Transmettre challenge n° 18 : Tirez parti des interstices

Un interstice est une chose minuscule, un entre deux, une faille. C’est un peu de jeu entre les éléments qui composent une structure, quelques petites fentes dans les volets qui laissent passer la lumière ou des instants perdus dans l’attente d’une personne ou d’une information.

L’interstice est fort utile lorsque les agencements institutionnels paraissent coincés ou que le sentiment de manque de temps repousse toute action de transfert de savoir à plus tard.

Nous imaginons que des organigrammes, des règlements et des procédures décrivent finement le fonctionnement d’une organisation ou d’une tâche, alors qu’en fait des imprévus, des impondérables des zones d’indécision subsistent, des temps minuscules hors de contrôle. Ces zones sont des interstices organisationnels. Ils ont été identifiés de longue date, par exemple dans l’analyse des phénomènes de pouvoir au cœur des organisations (cf. Travaux de Michel Crozier).

Il existe trois grandes sortes d’interstices :

  • Interstices spatiaux :  des lieux de passage, des territoires non revendiqués, des espaces aux fonctionnalités floues ;
  • Interstices moraux : des sujets non tranchés, non débattus, en cours de construction ;
  • Interstices temporels : les temps flous entre deux activités, les temps d’attente entre deux réunions, les temps de déplacement d’un endroit à l’autre de l’organisation.

Dans ces interstices, des apprentissages informels se produisent de façon souterraine, invisible, à la marge d’autres activités dont l’objet premier n’est pas d’apprendre. Ce faisant, a posteriori, l’on constate que la participation à une activité, a été apprenante.

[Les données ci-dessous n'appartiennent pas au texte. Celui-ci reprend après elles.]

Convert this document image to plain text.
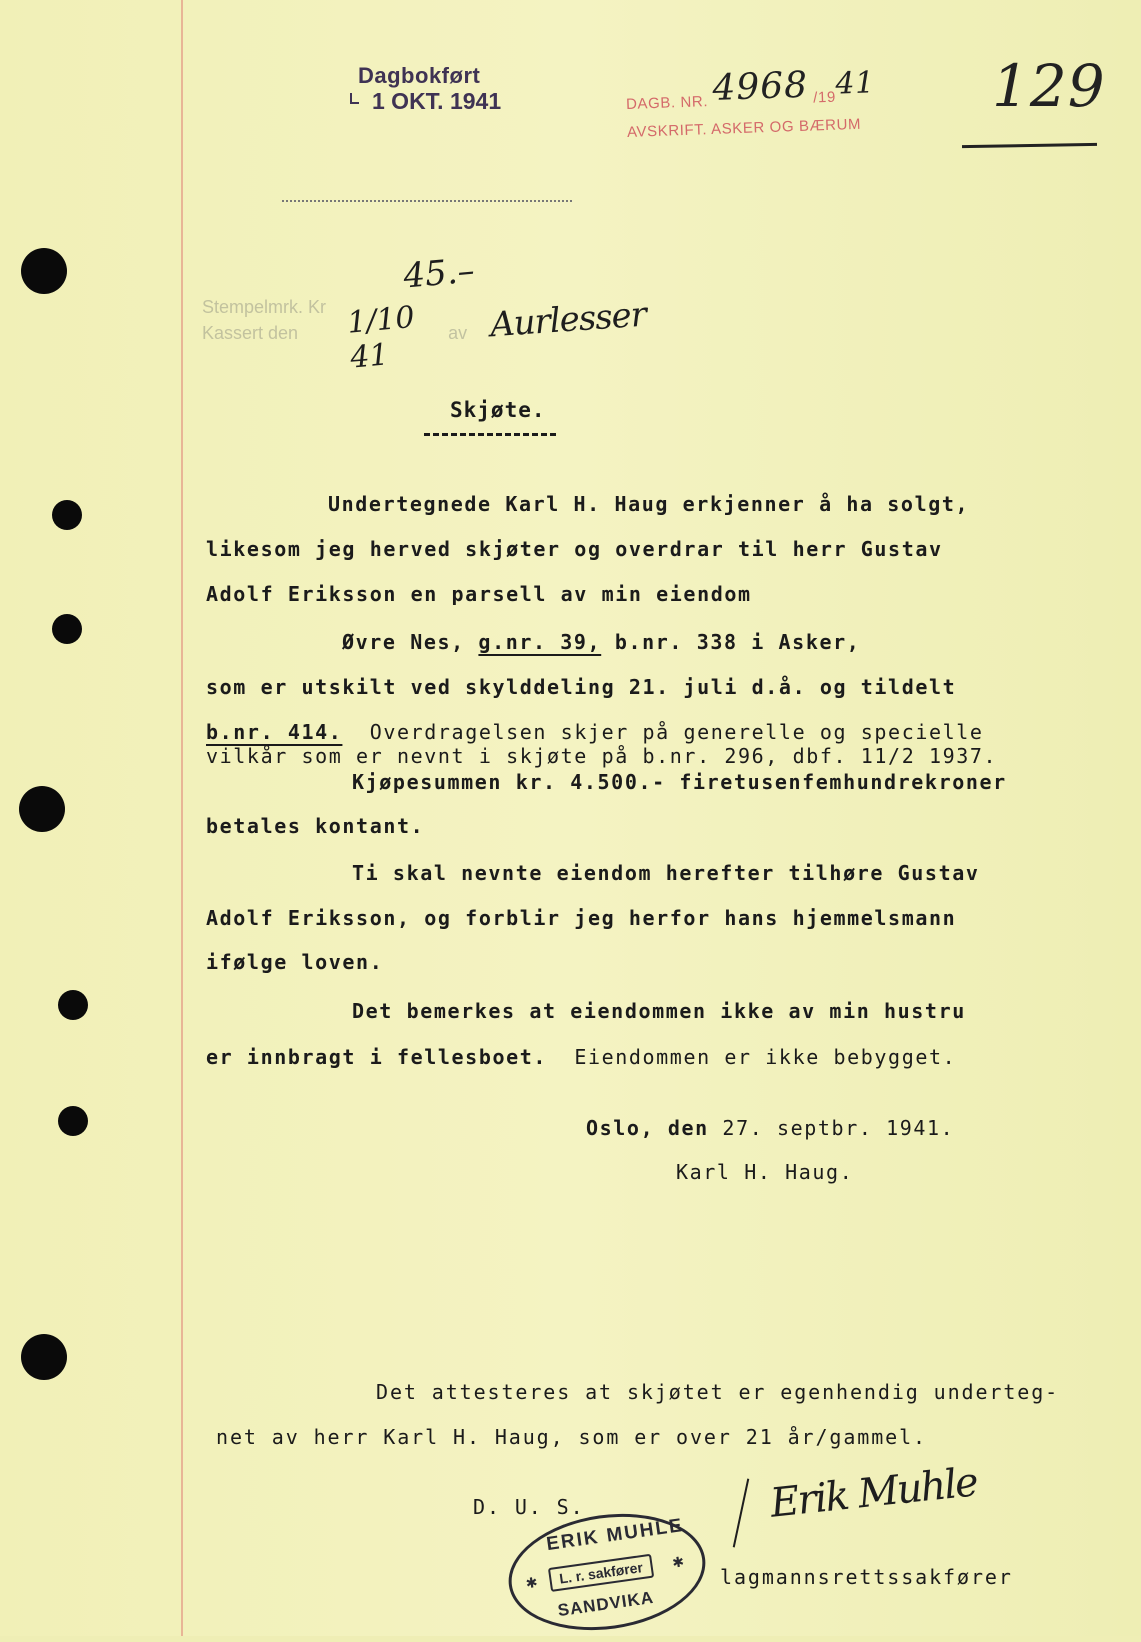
Dagbokført
1 OKT. 1941	DAGB. NR. 4968 /1941
AVSKRIFT. ASKER OG BÆRUM
129
Stempelmrk. Kr
Kassert den	av
45.–
1/10 41
Aurlesser
Skjøte.
Undertegnede Karl H. Haug erkjenner å ha solgt,
likesom jeg herved skjøter og overdrar til herr Gustav
Adolf Eriksson en parsell av min eiendom
Øvre Nes, g.nr. 39, b.nr. 338 i Asker,
som er utskilt ved skylddeling 21. juli d.å. og tildelt
b.nr. 414.  Overdragelsen skjer på generelle og specielle
vilkår som er nevnt i skjøte på b.nr. 296, dbf. 11/2 1937.
Kjøpesummen kr. 4.500.- firetusenfemhundrekroner
betales kontant.
Ti skal nevnte eiendom herefter tilhøre Gustav
Adolf Eriksson, og forblir jeg herfor hans hjemmelsmann
ifølge loven.
Det bemerkes at eiendommen ikke av min hustru
er innbragt i fellesboet.  Eiendommen er ikke bebygget.
Oslo, den 27. septbr. 1941.
Karl H. Haug.
Det attesteres at skjøtet er egenhendig underteg-
net av herr Karl H. Haug, som er over 21 år/gammel.
D. U. S.	Erik Muhle
ERIK MUHLE
✱
✱
L. r. sakfører
SANDVIKA
lagmannsrettssakfører
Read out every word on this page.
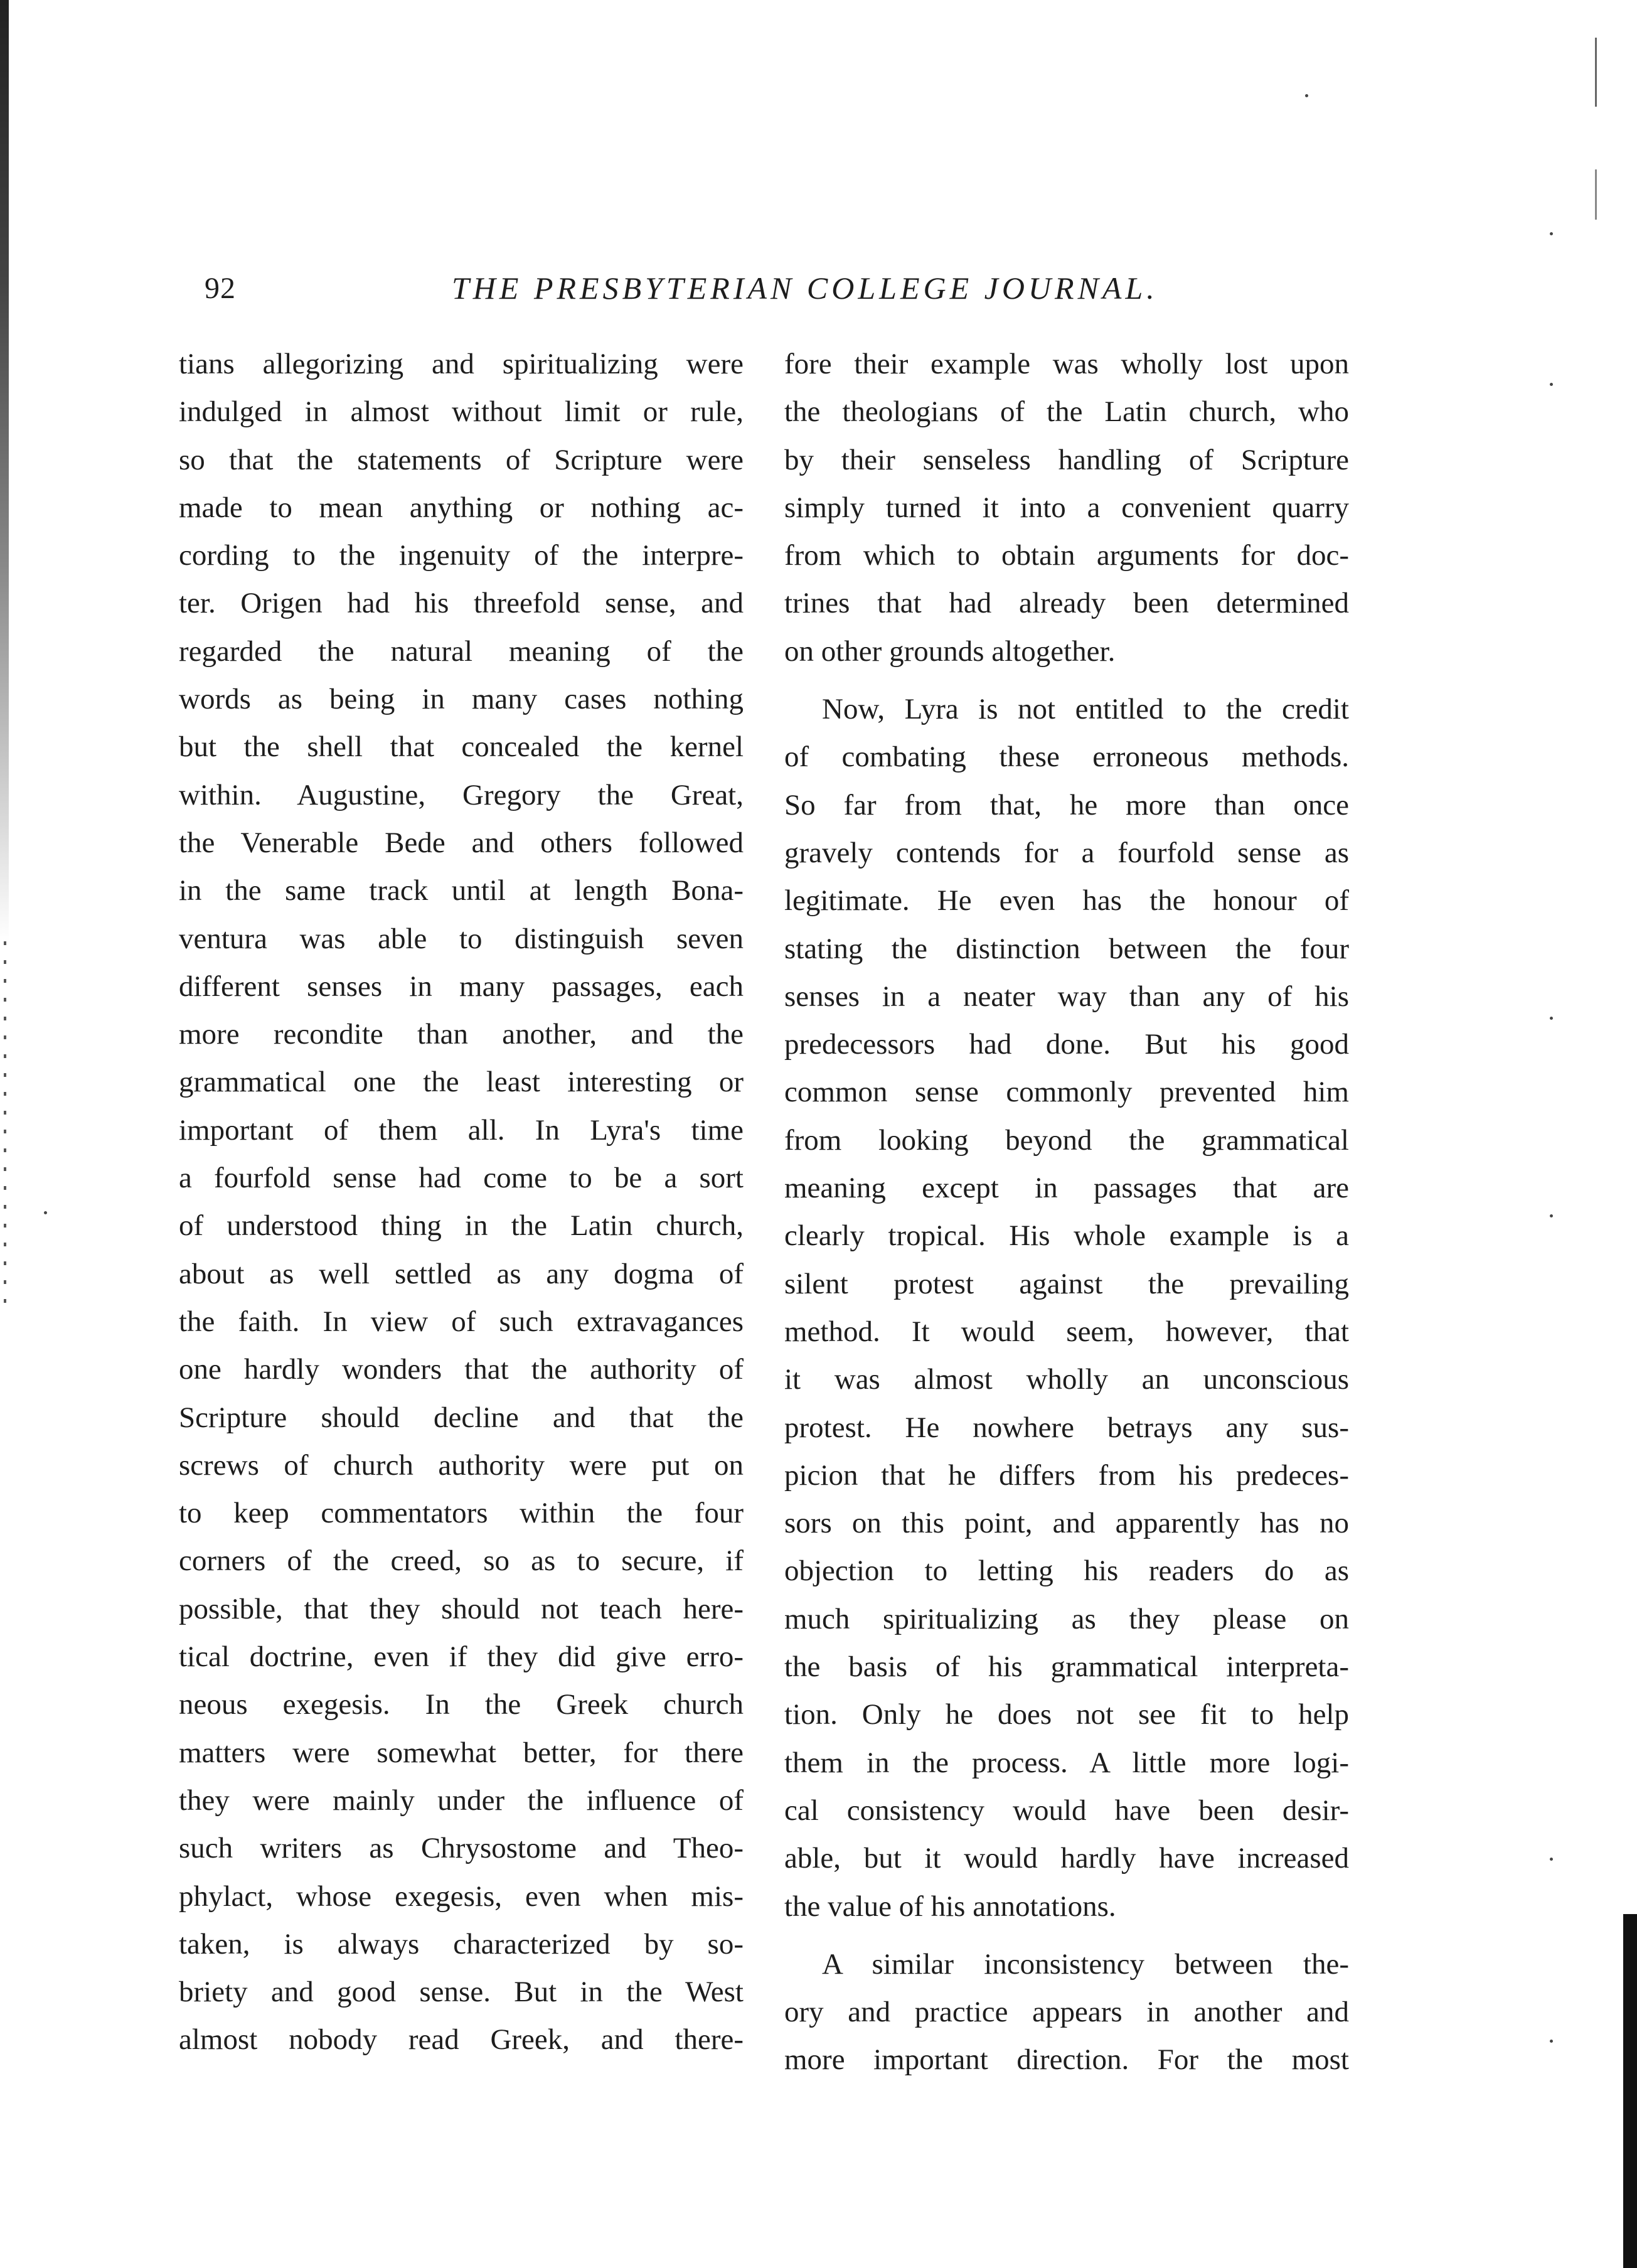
92	THE PRESBYTERIAN COLLEGE JOURNAL.
tians allegorizing and spiritualizing were
indulged in almost without limit or rule,
so that the statements of Scripture were
made to mean anything or nothing ac-
cording to the ingenuity of the interpre-
ter. Origen had his threefold sense, and
regarded the natural meaning of the
words as being in many cases nothing
but the shell that concealed the kernel
within. Augustine, Gregory the Great,
the Venerable Bede and others followed
in the same track until at length Bona-
ventura was able to distinguish seven
different senses in many passages, each
more recondite than another, and the
grammatical one the least interesting or
important of them all. In Lyra's time
a fourfold sense had come to be a sort
of understood thing in the Latin church,
about as well settled as any dogma of
the faith. In view of such extravagances
one hardly wonders that the authority of
Scripture should decline and that the
screws of church authority were put on
to keep commentators within the four
corners of the creed, so as to secure, if
possible, that they should not teach here-
tical doctrine, even if they did give erro-
neous exegesis. In the Greek church
matters were somewhat better, for there
they were mainly under the influence of
such writers as Chrysostome and Theo-
phylact, whose exegesis, even when mis-
taken, is always characterized by so-
briety and good sense. But in the West
almost nobody read Greek, and there-
fore their example was wholly lost upon
the theologians of the Latin church, who
by their senseless handling of Scripture
simply turned it into a convenient quarry
from which to obtain arguments for doc-
trines that had already been determined
on other grounds altogether.
Now, Lyra is not entitled to the credit
of combating these erroneous methods.
So far from that, he more than once
gravely contends for a fourfold sense as
legitimate. He even has the honour of
stating the distinction between the four
senses in a neater way than any of his
predecessors had done. But his good
common sense commonly prevented him
from looking beyond the grammatical
meaning except in passages that are
clearly tropical. His whole example is a
silent protest against the prevailing
method. It would seem, however, that
it was almost wholly an unconscious
protest. He nowhere betrays any sus-
picion that he differs from his predeces-
sors on this point, and apparently has no
objection to letting his readers do as
much spiritualizing as they please on
the basis of his grammatical interpreta-
tion. Only he does not see fit to help
them in the process. A little more logi-
cal consistency would have been desir-
able, but it would hardly have increased
the value of his annotations.
A similar inconsistency between the-
ory and practice appears in another and
more important direction. For the most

Pour faire de de ces interstices organisationnels des leviers d’apprentissage sont les suivants :

  • Favoriser une culture de partages informels en tirant parti des échanges à la marge de projets, des temps libérés de contraintes où des expressions ;
  • Accepter de ne pas tout prévoir dans les procédures, laisser la possibilité de co-construire des intentions et des projets communs ;
  • Encourager les prises d’initiatives individuelles et collectives, reconnaître les initiatives qui fonctionnent ;
  • Éviter de stigmatiser les pratiques marginales ;
  • Laisser des espaces et des temps aux petits groupes qui s’auto-organisent ;
  • Créer des boucles itératives entre apprentissage formel et informel.

L’enjeu actuel de la transformation pédagogique est moins de chercher à vaincre les « résistances au changement » ou d’énoncer une vision tonitruante sur les bonnes méthodes à adopter (numérique, de co-design, de facilitation etc.), que de rendre l’appropriation désirable.

Le désir sera d’autant plus grand que la valeur ajoutée d’une nouvelle méthode pédagogique sera perceptible et bien réelle. Pour constituer un environnement où les idées, les informations, les projets se glissent en douceur dans l’existant, se greffent et grandissent, il s’agit moins d’affirmer sa raison et plus de démultiplier les expérimentations.

La pédagogie de l’interstice est toute de modestie. Elle s’immisce sur des terrains laissés en friche ou saisit les opportunités de sujets neufs à défricher.

Alors la prochaine fois qu’il y aura une situation imprévue, une perte de temps ou un débat non tranché, tirez parti de l’interstice offerte.